The hearers of Ezekiel’s prophecy, exiled in Babylon and facing a bleak future, are given a philosophy of history to sustain them. They have been told already that they will return in due time to the Promised Land, but there is more. God has plans for his people, great plans. But so long as they are in this world there will be those who oppose them, great and powerful forces ranged against them. But, in the end, they have nothing to fear. The Lord will vindicate his name!

This is a philosophy of history that you and I need constantly to take to heart and impress upon our minds and the minds of our children. It is designed to make us a peaceful, calm, confident, and cheerful people even in the face of fierce opposition. We never need to behave as if our enemies might actually prevail over us in any ultimate sense. Too many Christians do not seem to have this sedate confidence and so they rail against their enemies and fret over the situation in the world as if they were not sure they were on the winning side. The result of this is that they become embittered by the unbelief around them and their own minority status in the culture. I saw that one of the anti-gay so-called Christian groups is planning a protest at Heath Ledger’s funeral because of his role in a gay-friendly movie that came out several years ago. There is a great deal of difference between the way a Christian who is entirely confident of the eventual vindication of the name and truth of the living God responds to the culture’s unbelief and the way people do who are insecure and afraid.
Ezekiel 38-39 don’t tell us what we are to do as believers in and servants of the Lord, but they very clearly tell us with what attitude we ought to live. These texts are announcements of ultimate victory and have for their purpose very much the same thing as does the Book of Revelation. When you know you’re going to win the war – or, better, when you know the Lord is going to win it for you – you fight it with more confidence and aplomb, with less fear, and with a greater determination to make some valuable contribution to the cause!
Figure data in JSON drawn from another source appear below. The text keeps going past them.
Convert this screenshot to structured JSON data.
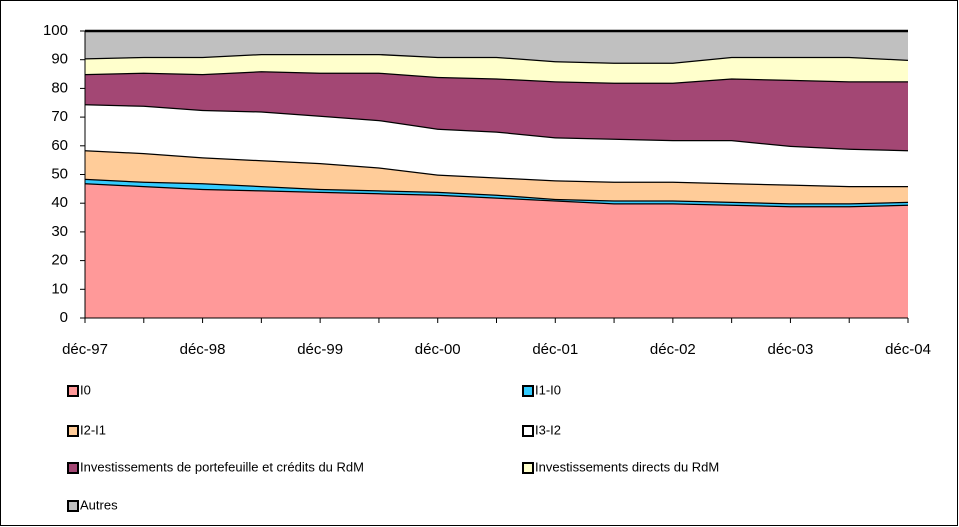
{
  "chart_data": {
    "type": "stacked-area",
    "categories": [
      "déc-97",
      null,
      "déc-98",
      null,
      "déc-99",
      null,
      "déc-00",
      null,
      "déc-01",
      null,
      "déc-02",
      null,
      "déc-03",
      null,
      "déc-04"
    ],
    "series": [
      {
        "name": "I0",
        "color": "#ff9999",
        "values": [
          47,
          46,
          45,
          44.5,
          44,
          43.5,
          43,
          42,
          41,
          40,
          40,
          39.5,
          39,
          39,
          39.5
        ]
      },
      {
        "name": "I1-I0",
        "color": "#33ccff",
        "values": [
          1.5,
          1.5,
          2,
          1.5,
          1,
          1,
          1,
          1,
          0.5,
          1,
          1,
          1,
          1,
          1,
          1
        ]
      },
      {
        "name": "I2-I1",
        "color": "#ffcc99",
        "values": [
          10,
          10,
          9,
          9,
          9,
          8,
          6,
          6,
          6.5,
          6.5,
          6.5,
          6.5,
          6.5,
          6,
          5.5
        ]
      },
      {
        "name": "I3-I2",
        "color": "#ffffff",
        "values": [
          16,
          16.5,
          16.5,
          17,
          16.5,
          16.5,
          16,
          16,
          15,
          15,
          14.5,
          15,
          13.5,
          13,
          12.5
        ]
      },
      {
        "name": "Investissements de portefeuille et crédits du RdM",
        "color": "#a34774",
        "values": [
          10.5,
          11.5,
          12.5,
          14,
          15,
          16.5,
          18,
          18.5,
          19.5,
          19.5,
          20,
          21.5,
          23,
          23.5,
          24
        ]
      },
      {
        "name": "Investissements directs du RdM",
        "color": "#ffffcc",
        "values": [
          5.5,
          5.5,
          6,
          6,
          6.5,
          6.5,
          7,
          7.5,
          7,
          7,
          7,
          7.5,
          8,
          8.5,
          7.5
        ]
      },
      {
        "name": "Autres",
        "color": "#c0c0c0",
        "values": [
          9.5,
          9,
          9,
          8,
          8,
          8,
          9,
          9,
          10.5,
          11,
          11,
          9,
          9,
          9,
          10
        ]
      }
    ],
    "ylim": [
      0,
      100
    ],
    "yticks": [
      0,
      10,
      20,
      30,
      40,
      50,
      60,
      70,
      80,
      90,
      100
    ]
  }
}
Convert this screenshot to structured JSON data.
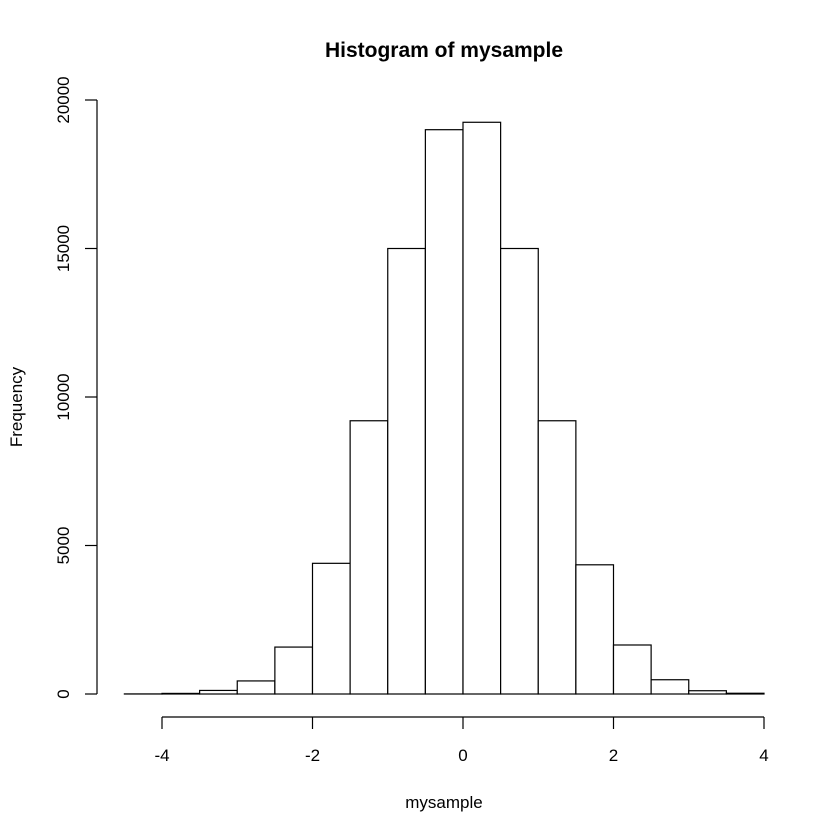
{
  "chart_data": {
    "type": "bar",
    "title": "Histogram of mysample",
    "xlabel": "mysample",
    "ylabel": "Frequency",
    "xlim": [
      -4.5,
      4.0
    ],
    "ylim": [
      0,
      20000
    ],
    "x_ticks": [
      -4,
      -2,
      0,
      2,
      4
    ],
    "y_ticks": [
      0,
      5000,
      10000,
      15000,
      20000
    ],
    "bins": [
      {
        "x0": -4.5,
        "x1": -4.0,
        "count": 3
      },
      {
        "x0": -4.0,
        "x1": -3.5,
        "count": 20
      },
      {
        "x0": -3.5,
        "x1": -3.0,
        "count": 120
      },
      {
        "x0": -3.0,
        "x1": -2.5,
        "count": 440
      },
      {
        "x0": -2.5,
        "x1": -2.0,
        "count": 1580
      },
      {
        "x0": -2.0,
        "x1": -1.5,
        "count": 4400
      },
      {
        "x0": -1.5,
        "x1": -1.0,
        "count": 9200
      },
      {
        "x0": -1.0,
        "x1": -0.5,
        "count": 15000
      },
      {
        "x0": -0.5,
        "x1": 0.0,
        "count": 19000
      },
      {
        "x0": 0.0,
        "x1": 0.5,
        "count": 19250
      },
      {
        "x0": 0.5,
        "x1": 1.0,
        "count": 15000
      },
      {
        "x0": 1.0,
        "x1": 1.5,
        "count": 9200
      },
      {
        "x0": 1.5,
        "x1": 2.0,
        "count": 4350
      },
      {
        "x0": 2.0,
        "x1": 2.5,
        "count": 1650
      },
      {
        "x0": 2.5,
        "x1": 3.0,
        "count": 480
      },
      {
        "x0": 3.0,
        "x1": 3.5,
        "count": 110
      },
      {
        "x0": 3.5,
        "x1": 4.0,
        "count": 25
      }
    ],
    "fill_color": "#ffffff",
    "stroke_color": "#000000",
    "grid": false
  }
}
Tomorrow's scripture focus: Ezekiel 40-42
Tomorrow's Bible In a Year Passage passage: Ezekiel 23-24, Matthew 28, Psalm 28

1 comment:

Miriam said...

Very good excerpt. We had a discussion at our church's women's Bible study a couple of years ago about putting too much importance on what happens to us in this life and not looking towards the eternal life we've been promised. I think even those of us who are confident in ultimate victory make that mistake at times. It's so easy to get wrapped up in the here and now and forget the promise of the hereafter.